On doit développer cette économie de la réutilisation, à la fois pour produire mieux, et aussi pour apprendre à réutiliser, au lieu de jeter ou de recycler. Cette économie-là passe par le fait d’apprendre au consommateur à rapporter plutôt que de jeter. Dire : «ta machine à laver, tu peux la rapporter ; tout comme ta paire de baskets», c’est nouveau par rapport à ce qu’on a encouragé à faire pendant les 60 dernières années.

Côté pouvoir d’achat, vaut-il mieux acheter régulièrement des produits peu onéreux qui s’abîment vite ou un produit cher qui dure longtemps ?

Guillaume Balas. Les appareils réemployés ou reconditionnés coûtent entre 30 et 60% moins cher que les neufs, en général. Donc, il n’y a pas de frein lié au pouvoir d’achat.

Sur la question du neuf, le prix à l’achat d’un bien éco-conçu est plus élevé. Mais si vous le gardez dix ans, que vous fractionnez le prix d’achat sur ces dix ans, alors c’est avantageux.

«Il y a une bataille culturelle à mener sur le sujet de l’économie circulaire.»

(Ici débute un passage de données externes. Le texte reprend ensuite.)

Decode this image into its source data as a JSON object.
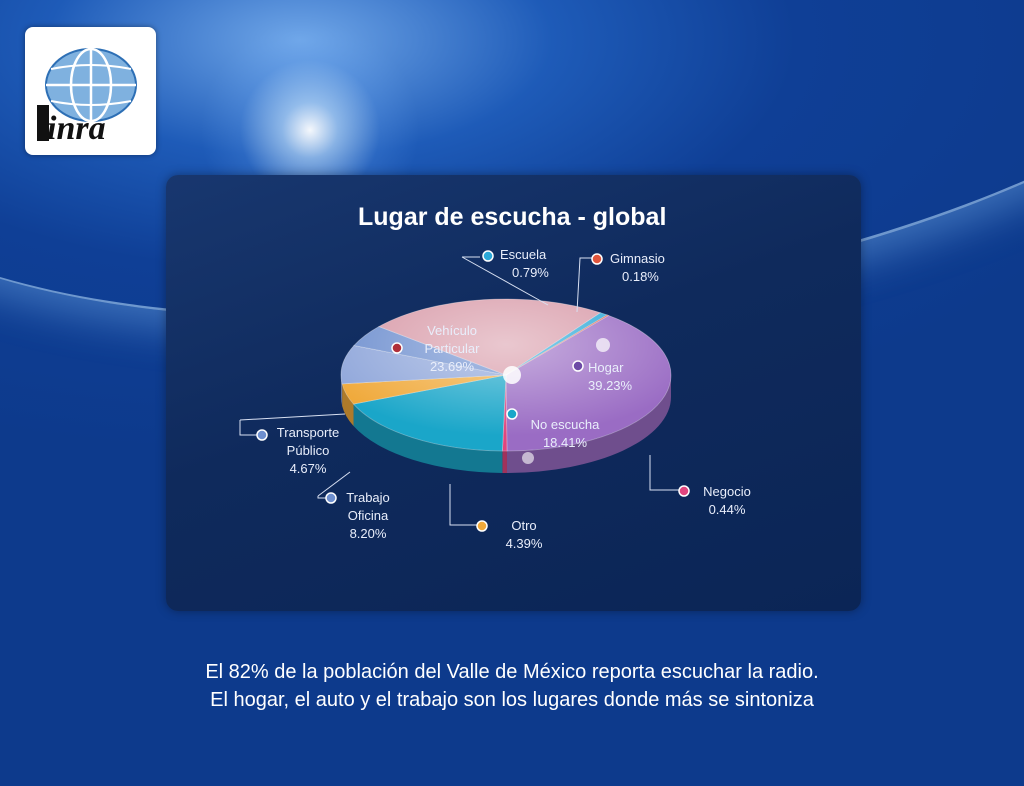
{
  "brand": {
    "logo_text": "inra"
  },
  "chart_data": {
    "type": "pie",
    "title": "Lugar de escucha - global",
    "slices": [
      {
        "key": "hogar",
        "name": "Hogar",
        "value": 39.23,
        "label": "39.23%",
        "color": "#9a6cc4"
      },
      {
        "key": "negocio",
        "name": "Negocio",
        "value": 0.44,
        "label": "0.44%",
        "color": "#e0457e"
      },
      {
        "key": "no_escucha",
        "name": "No escucha",
        "value": 18.41,
        "label": "18.41%",
        "color": "#1aa6c9"
      },
      {
        "key": "otro",
        "name": "Otro",
        "value": 4.39,
        "label": "4.39%",
        "color": "#f0a93a"
      },
      {
        "key": "trabajo",
        "name": "Trabajo Oficina",
        "value": 8.2,
        "label": "8.20%",
        "color": "#8fa6da"
      },
      {
        "key": "transporte",
        "name": "Transporte Público",
        "value": 4.67,
        "label": "4.67%",
        "color": "#6e8fcf"
      },
      {
        "key": "vehiculo",
        "name": "Vehículo Particular",
        "value": 23.69,
        "label": "23.69%",
        "color": "#d89aa8"
      },
      {
        "key": "escuela",
        "name": "Escuela",
        "value": 0.79,
        "label": "0.79%",
        "color": "#2aa8d8"
      },
      {
        "key": "gimnasio",
        "name": "Gimnasio",
        "value": 0.18,
        "label": "0.18%",
        "color": "#e0553c"
      }
    ]
  },
  "labels": {
    "escuela": {
      "name": "Escuela",
      "pct": "0.79%"
    },
    "gimnasio": {
      "name": "Gimnasio",
      "pct": "0.18%"
    },
    "vehiculo": {
      "name1": "Vehículo",
      "name2": "Particular",
      "pct": "23.69%"
    },
    "hogar": {
      "name": "Hogar",
      "pct": "39.23%"
    },
    "no_escucha": {
      "name": "No escucha",
      "pct": "18.41%"
    },
    "transporte": {
      "name1": "Transporte",
      "name2": "Público",
      "pct": "4.67%"
    },
    "trabajo": {
      "name1": "Trabajo",
      "name2": "Oficina",
      "pct": "8.20%"
    },
    "otro": {
      "name": "Otro",
      "pct": "4.39%"
    },
    "negocio": {
      "name": "Negocio",
      "pct": "0.44%"
    }
  },
  "caption": {
    "line1": "El 82% de la población del Valle de México reporta escuchar la radio.",
    "line2": "El hogar, el auto y el trabajo  son los lugares donde más se sintoniza"
  }
}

C’est tout un discours à reconstruire, pour changer le regard des consommateurs. Souvenez-vous de la campagne de publicité de l’Ademe [l’Agence de l’environnement, NDLR] qui mettait en scène un «dévendeur» (notre article). Il expliquait aux gens pourquoi il ne fallait pas trop acheter et ça a fait scandale ! On a vu tous les lobbys se réveiller, en disant que ça allait tuer l’économie française, que ça allait créer une décroissance absolument horrible. Il y a une bataille culturelle à mener sur le sujet de l’économie circulaire. Que ce soit du neuf éco-conçu, du reconditionné ou du réparé : à la fin, vous êtes gagnant.

La mode est-elle compatible avec l’économie de la réparation ?

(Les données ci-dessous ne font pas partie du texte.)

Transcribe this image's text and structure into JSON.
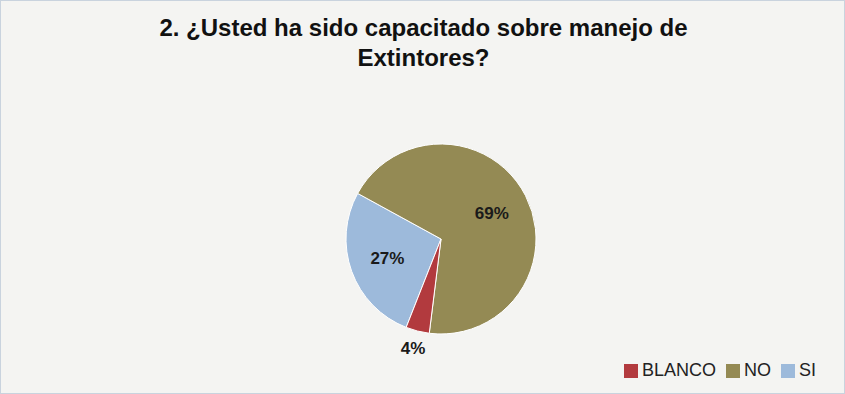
{
  "chart_data": {
    "type": "pie",
    "title": "2. ¿Usted ha sido capacitado sobre manejo de Extintores?",
    "categories": [
      "SI",
      "NO",
      "BLANCO"
    ],
    "values": [
      27,
      69,
      4
    ],
    "value_labels": [
      "27%",
      "69%",
      "4%"
    ],
    "colors": [
      "#9dbadb",
      "#948a54",
      "#b23a3e"
    ],
    "data_labels": true,
    "legend": "lower right"
  }
}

Sébastien Kopp. Ce qui doit être questionné, c’est le capitalisme, c’est notre action en tant que producteur, consommateur ou marque. Dans la mode, mais aussi dans les autres secteurs. Avec notre approche économique actuelle, on va droit dans le mur. Quand on a créé Veja, on s’est dit : «comment faire, dans un monde fou, pour créer une marque de baskets biologiques où les gens sont bien payés sur toute la chaîne – le tout sans faire de publicité ni de promotion ?».

«Si les gens voyaient comment sont produites leurs baskets, ils ne les achèteraient pas.»

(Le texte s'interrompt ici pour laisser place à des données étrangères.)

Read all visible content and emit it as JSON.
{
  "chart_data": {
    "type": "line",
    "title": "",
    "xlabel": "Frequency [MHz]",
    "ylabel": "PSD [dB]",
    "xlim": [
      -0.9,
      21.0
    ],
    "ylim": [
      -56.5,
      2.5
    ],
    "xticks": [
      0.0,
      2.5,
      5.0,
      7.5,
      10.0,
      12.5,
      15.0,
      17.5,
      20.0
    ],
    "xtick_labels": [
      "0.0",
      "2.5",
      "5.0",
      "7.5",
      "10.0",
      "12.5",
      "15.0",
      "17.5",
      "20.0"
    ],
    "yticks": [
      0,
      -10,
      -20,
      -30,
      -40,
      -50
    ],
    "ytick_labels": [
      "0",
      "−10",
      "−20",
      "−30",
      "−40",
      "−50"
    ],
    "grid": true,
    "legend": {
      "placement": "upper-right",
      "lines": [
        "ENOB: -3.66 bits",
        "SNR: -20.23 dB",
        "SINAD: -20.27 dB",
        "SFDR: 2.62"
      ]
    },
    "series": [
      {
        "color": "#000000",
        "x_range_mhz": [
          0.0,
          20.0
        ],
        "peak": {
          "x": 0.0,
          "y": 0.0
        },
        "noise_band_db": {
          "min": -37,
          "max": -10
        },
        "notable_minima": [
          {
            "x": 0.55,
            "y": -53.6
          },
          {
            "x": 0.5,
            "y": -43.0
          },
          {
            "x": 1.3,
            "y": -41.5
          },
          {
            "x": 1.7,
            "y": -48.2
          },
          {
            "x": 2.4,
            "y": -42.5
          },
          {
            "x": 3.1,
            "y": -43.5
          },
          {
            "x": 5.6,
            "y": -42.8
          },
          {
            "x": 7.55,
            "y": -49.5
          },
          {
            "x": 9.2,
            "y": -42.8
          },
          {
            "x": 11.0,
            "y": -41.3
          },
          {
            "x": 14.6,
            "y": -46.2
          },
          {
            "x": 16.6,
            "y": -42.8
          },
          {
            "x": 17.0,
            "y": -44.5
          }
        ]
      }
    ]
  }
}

Et finalement, la réponse c’est que ne pas faire de pub, c’est déjà dire non. C’est déjà être à l’opposé de ce que font toutes les autres marques. Dans le prix d’une paire de Nike, Adidas ou New Balance, il y a 70% de publicité. Donc ils ont intérêt à faire baisser le coût de production du produit : à faire travailler les Ouïghours [minorité musulmane réprimée par le régime chinois, NDLR], à produire en Asie du Sud-Est – et maintenant en Afrique -, dans des conditions sociales, économiques et environnementales qui sont terribles. Pour moi, c’est une forme de néocolonisation. Si les gens voyaient comment sont produites leurs baskets, ils ne les achèteraient pas.

On a créé une société de la communication : on ne voit que ce que les marques publient sur les réseaux sociaux. Donc, nous, on s’est dit qu’on allait tourner le projecteur dans l’autre sens. On montre les usines, on dit combien sont payés les ouvriers, combien gagnent les producteurs de coton bio, etc. La forme est aussi importante que le fond, voire plus, dans une société de l’apparence, de l’immédiateté.